Paulson's plan was a success first before even being subjected to the vote in Congress! The Secretary of the Treasury was to show as soon as possible in the financial markets, which were to give in to panic, the Government was determined to present a rescue plan to parliamentarians. In fact, the plummeting financial markets stopped the moment where the rumor spread to Wall Street that a text would be presented to the Congress. Of course, the original text was not refined nor well roughly trimmed, and Henry Paulson knew. But he was ambitious and he had the merit to exist. It is all which were at this stage. Similarly, it was not intended to assist mortgage holders. That being said, the plan revised and adopted in the second vote is better than the original project, to the extent it includes provisions to help borrowers tax exemptions and to better control of the credit system. If it works, it could even be a project pilot for the use of countries which are also facing the collapse of real estate bubbles, such as the Spain, Great Britain or the Ireland.

What solutions will have to be found in the long term to help the economy to start on a healthier basis

There is no doubt that it will have to review the regulation of markets, and regulators themselves.
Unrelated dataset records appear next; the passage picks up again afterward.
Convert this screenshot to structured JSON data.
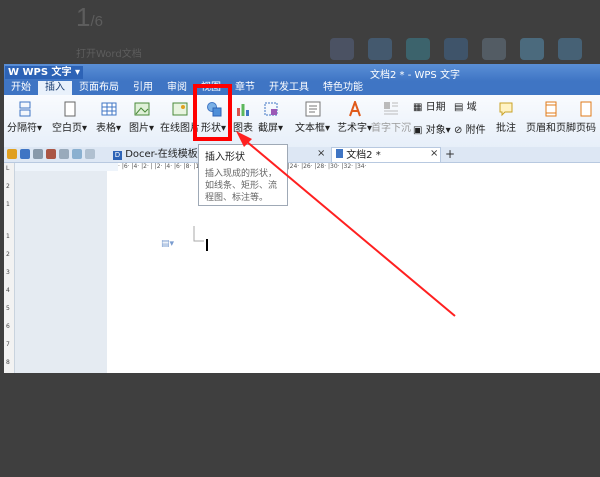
{
  "tutorial": {
    "step_current": "1",
    "step_total": "/6",
    "step_text": "打开Word文档"
  },
  "window": {
    "app_menu_label": "WPS 文字",
    "doc_title": "文档2 * - WPS 文字"
  },
  "menu": {
    "items": [
      "开始",
      "插入",
      "页面布局",
      "引用",
      "审阅",
      "视图",
      "章节",
      "开发工具",
      "特色功能"
    ],
    "active_index": 1
  },
  "ribbon": {
    "page_break": "分隔符",
    "blank_page": "空白页",
    "table": "表格",
    "picture": "图片",
    "online_picture": "在线图片",
    "shape": "形状",
    "chart": "图表",
    "screenshot": "截屏",
    "textbox": "文本框",
    "wordart": "艺术字",
    "first_sink": "首字下沉",
    "date": "日期",
    "field": "域",
    "object": "对象",
    "attachment": "附件",
    "comment": "批注",
    "header_footer": "页眉和页脚",
    "page_number": "页码"
  },
  "tabs": {
    "docer_label": "Docer-在线模板",
    "doc_label": "文档2 *",
    "close_glyph": "×",
    "new_tab_glyph": "+"
  },
  "tooltip": {
    "title": "插入形状",
    "body": "插入现成的形状，如线条、矩形、流程图、标注等。"
  },
  "ruler": {
    "top_ticks": "· |6· |4· |2· |   |2· |4· |6· |8· |10· |12· |14· |16· |18· |20· |22· |24· |26· |28· |30· |32· |34·",
    "left_ticks": [
      "L",
      "2",
      "1",
      "1",
      "2",
      "3",
      "4",
      "5",
      "6",
      "7",
      "8"
    ]
  },
  "colors": {
    "accent": "#3f75c4",
    "highlight": "#ff0000",
    "arrow": "#ff2020"
  }
}
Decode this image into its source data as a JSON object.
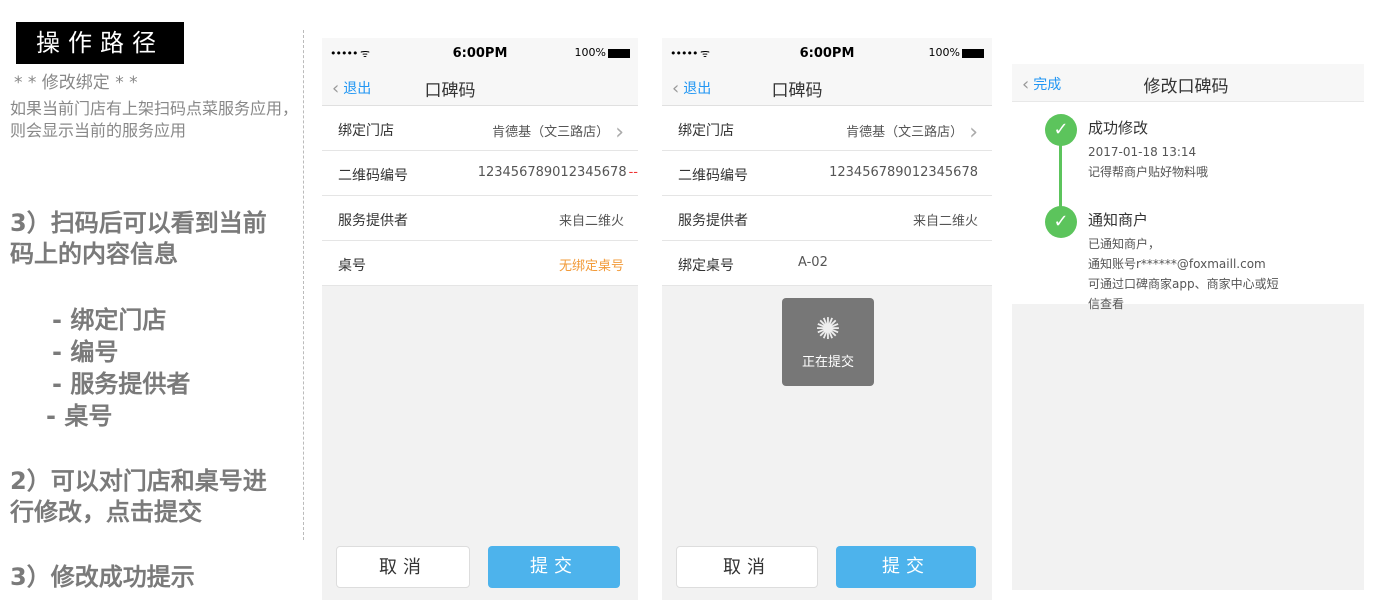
{
  "left": {
    "op_title": "操作路径",
    "note_head": "* * 修改绑定 * *",
    "note_body": "如果当前门店有上架扫码点菜服务应用，则会显示当前的服务应用",
    "step3a": "3）扫码后可以看到当前码上的内容信息",
    "bullets": [
      "- 绑定门店",
      "- 编号",
      "- 服务提供者",
      "-  桌号"
    ],
    "step2": "2）可以对门店和桌号进行修改，点击提交",
    "step3b": "3）修改成功提示"
  },
  "status": {
    "signal": "••••• ᯤ",
    "time": "6:00PM",
    "battery": "100%"
  },
  "screen1": {
    "back": "退出",
    "title": "口碑码",
    "rows": [
      {
        "label": "绑定门店",
        "value": "肯德基（文三路店）"
      },
      {
        "label": "二维码编号",
        "value": "1234567890123456​78"
      },
      {
        "label": "服务提供者",
        "value": "来自二维火"
      },
      {
        "label": "桌号",
        "value": "无绑定桌号"
      }
    ],
    "cancel": "取消",
    "submit": "提交"
  },
  "screen2": {
    "back": "退出",
    "title": "口碑码",
    "rows": [
      {
        "label": "绑定门店",
        "value": "肯德基（文三路店）"
      },
      {
        "label": "二维码编号",
        "value": "123456789012345678"
      },
      {
        "label": "服务提供者",
        "value": "来自二维火"
      },
      {
        "label": "绑定桌号",
        "value": "A-02"
      }
    ],
    "toast": "正在提交",
    "cancel": "取消",
    "submit": "提交"
  },
  "screen3": {
    "back": "完成",
    "title": "修改口碑码",
    "step1_title": "成功修改",
    "step1_time": "2017-01-18  13:14",
    "step1_desc": "记得帮商户贴好物料哦",
    "step2_title": "通知商户",
    "step2_l1": "已通知商户，",
    "step2_l2": "通知账号r******@foxmaill.com",
    "step2_l3": "可通过口碑商家app、商家中心或短",
    "step2_l4": "信查看"
  }
}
It is still difficult to know what will change for them, or which will survive to this inevitable restructuring. It may be that the Federal Reserve is given authority increased throughout the system, including major financial institutions as "hedge funds", investment banks and insurance companies.

What do you think of the argument that it would have been better left the banking system to collapse and then reborn from the ashes on bases cleaned, rather than providing the taxpayer-funded emergency exit to Wall Street

The argument has merit on the principle. I, indeed, considered it before rejecting it formally. The cost imposed by such a scenario to the financial system, the economy and society would be of such magnitude that is a choice which applies automatically to intervene. The average cost of an average US recession on all of its cycle is estimated between 500 billion and 1,000 billion. If we can reduce it by half, it is an excellent thing. Without even mentioning the human suffering it savings. After all, if there is a lesson from the great depression of the 1930s, it is that the Government has a role to play and it is not enough to wait for that cycle proceed naturally.

What will we retain of the current crisis

We live in a painful and frightening episode that could have been avoided. The Federal Reserve should have type fist on the table and put players in custody. Interest rates should not be kept as low as long. And of course, financial institutions should never have been able to practice the types of loans that they have performed. Hope that a new smart regulation will enable our economy to function better in the future.